With finicky bloomy-rind cheeses like Bermuda Triangle, what happens to the cheese after it leaves the creamery is as critical as what comes before. If the rind gets too damp, it suffers. If the rind gets too dry, it basically dies. Unlike hard cheeses, which can take some abuse, bloomy-rind cheeses need a lot of pampering en route. “A big part of having a successful cheese is, can it get somewhere?” says Keehn.

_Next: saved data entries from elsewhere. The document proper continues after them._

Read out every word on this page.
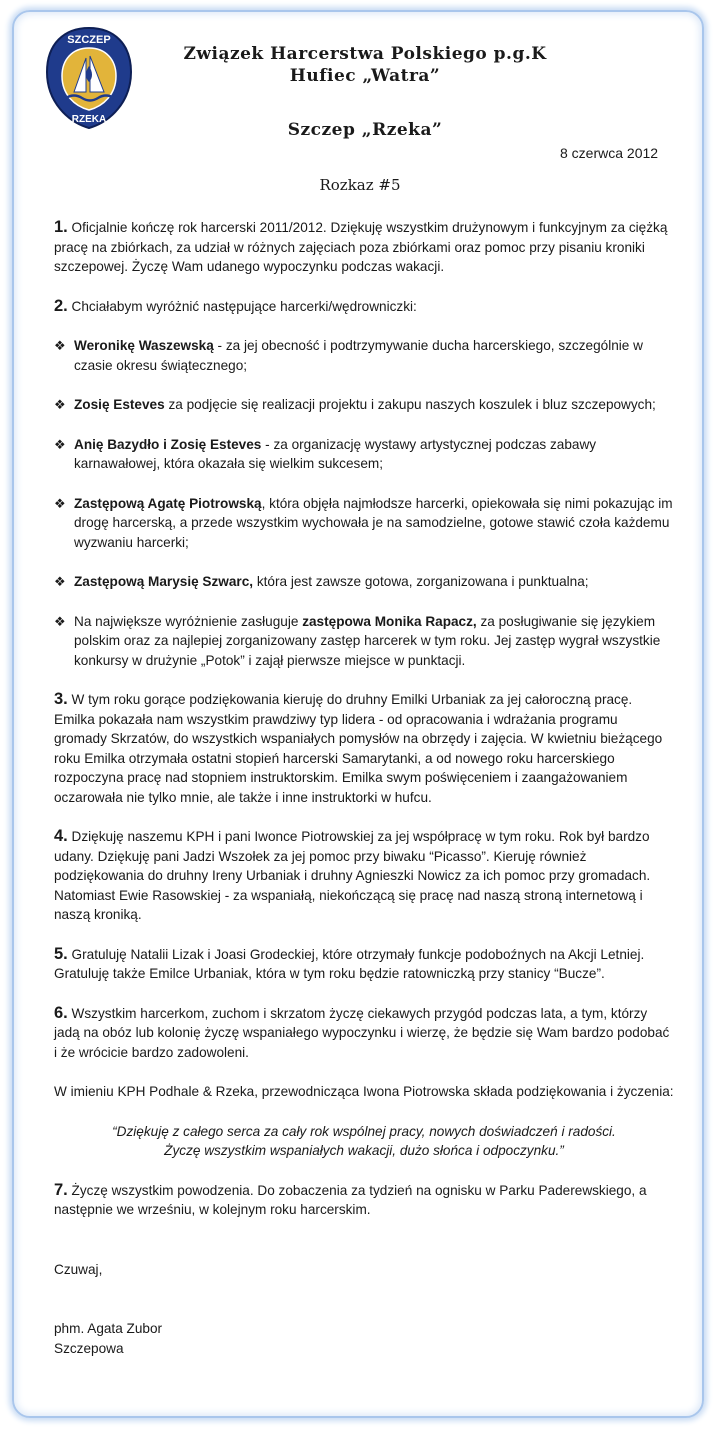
SZCZEP
RZEKA
Związek Harcerstwa Polskiego p.g.K
Hufiec „Watra”
Szczep „Rzeka”
8 czerwca 2012
Rozkaz #5

1. Oficjalnie kończę rok harcerski 2011/2012. Dziękuję wszystkim drużynowym i funkcyjnym za ciężką pracę na zbiórkach, za udział w różnych zajęciach poza zbiórkami oraz pomoc przy pisaniu kroniki szczepowej. Życzę Wam udanego wypoczynku podczas wakacji.

2. Chciałabym wyróżnić następujące harcerki/wędrowniczki:

❖ Weronikę Waszewską - za jej obecność i podtrzymywanie ducha harcerskiego, szczególnie w czasie okresu świątecznego;

❖ Zosię Esteves za podjęcie się realizacji projektu i zakupu naszych koszulek i bluz szczepowych;

❖ Anię Bazydło i Zosię Esteves - za organizację wystawy artystycznej podczas zabawy karnawałowej, która okazała się wielkim sukcesem;

❖ Zastępową Agatę Piotrowską, która objęła najmłodsze harcerki, opiekowała się nimi pokazując im drogę harcerską, a przede wszystkim wychowała je na samodzielne, gotowe stawić czoła każdemu wyzwaniu harcerki;

❖ Zastępową Marysię Szwarc, która jest zawsze gotowa, zorganizowana i punktualna;

❖ Na największe wyróżnienie zasługuje zastępowa Monika Rapacz, za posługiwanie się językiem polskim oraz za najlepiej zorganizowany zastęp harcerek w tym roku. Jej zastęp wygrał wszystkie konkursy w drużynie „Potok” i zajął pierwsze miejsce w punktacji.

3. W tym roku gorące podziękowania kieruję do druhny Emilki Urbaniak za jej całoroczną pracę. Emilka pokazała nam wszystkim prawdziwy typ lidera - od opracowania i wdrażania programu gromady Skrzatów, do wszystkich wspaniałych pomysłów na obrzędy i zajęcia. W kwietniu bieżącego roku Emilka otrzymała ostatni stopień harcerski Samarytanki, a od nowego roku harcerskiego rozpoczyna pracę nad stopniem instruktorskim. Emilka swym poświęceniem i zaangażowaniem oczarowała nie tylko mnie, ale także i inne instruktorki w hufcu.

4. Dziękuję naszemu KPH i pani Iwonce Piotrowskiej za jej współpracę w tym roku. Rok był bardzo udany. Dziękuję pani Jadzi Wszołek za jej pomoc przy biwaku “Picasso”. Kieruję również podziękowania do druhny Ireny Urbaniak i druhny Agnieszki Nowicz za ich pomoc przy gromadach. Natomiast Ewie Rasowskiej - za wspaniałą, niekończącą się pracę nad naszą stroną internetową i naszą kroniką.

5. Gratuluję Natalii Lizak i Joasi Grodeckiej, które otrzymały funkcje podoboźnych na Akcji Letniej. Gratuluję także Emilce Urbaniak, która w tym roku będzie ratowniczką przy stanicy “Bucze”.

6. Wszystkim harcerkom, zuchom i skrzatom życzę ciekawych przygód podczas lata, a tym, którzy jadą na obóz lub kolonię życzę wspaniałego wypoczynku i wierzę, że będzie się Wam bardzo podobać i że wrócicie bardzo zadowoleni.

W imieniu KPH Podhale & Rzeka, przewodnicząca Iwona Piotrowska składa podziękowania i życzenia:

“Dziękuję z całego serca za cały rok wspólnej pracy, nowych doświadczeń i radości.

Życzę wszystkim wspaniałych wakacji, dużo słońca i odpoczynku.”

7. Życzę wszystkim powodzenia. Do zobaczenia za tydzień na ognisku w Parku Paderewskiego, a następnie we wrześniu, w kolejnym roku harcerskim.

Czuwaj,

phm. Agata Zubor

Szczepowa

A couple of years ago, Cypress Grove gave Bermuda Triangle a makeover. It is now bigger (1-1/2 pounds instead of 1 pound), and although you can’t tell from looking, it now has a double rind. Covering the dark ash is a thin coat produced by Geotrichum candidum; and on top of that, the snowy Penicillium candidum rind. The result of these tweaks: a cheese that matures more slowly, develops more flavor, and withstands travel better. Each shipment still weighs three pounds, but now there are only two pyramids in the box, hence better airflow. Did you ever imagine cheese was so touchy?
The revamped Bermuda Triangle has since won some major awards, including a blue ribbon in the American Cheese Society competition and a “Super Gold” at the World Cheese Championship last year. That’s validation, I would say, but you can judge for yourself.
I asked Keehn how customers can identify a ripe piece of Bermuda Triangle. What does she look for? “I look for it not to be wrapped in plastic, which will kill it,” says the cheesemaker. The creamery ships it in breathable paper that allows moisture to escape, and Keehn encourages merchants to keep it in that paper until they cut it. If you buy a piece in plastic film, take it out of the plastic at home and rewrap with wax paper or coated cheese paper (
The slice pictured above is on the young side, at least for my taste, with a rind that is still pristine and white. But note the translucent layer just under the rind; that’s a sign that the rind is doing its job and ripening the cheese from the outside in. “I like maybe an inch of unripe in the center,” says Keehn, “but everybody likes their cheese a different way.” A rind that is no longer white and fluffy but starting to develop some golden spots is another hint of ripe cheese within. Note the mottled rind on the Humboldt Fog (pictured below); that’s a cheese nearing the finish line.

Humboldt Fog

A mature piece of Bermuda Triangle offers a range of experiences, from the tart, chalky center to the more mushroomy, nutty, creamy paste under the rind. It resembles Humboldt Fog, and the recipes are largely the same, says Keehn, but the shape makes a difference. With more rind to paste, Bermuda Triangle has more pronounced flavor and ripens faster than its famous sibling. “Those points on the triangle want to ripen really fast,” says the cheesemaker. “It’s problematic to get them not to dry out before the center.”
Look for Cypress Grove’s Bermuda Triangle at Paradise Foods in Tiburon; Cowgirl Creamery in Point Reyes; Oxbow Cheese Merchant in Napa; and DTLA and Larchmont Village Wine in Los Angeles. A high-acid white wine, like Sauvignon Blanc or Albariño, is probably its best match.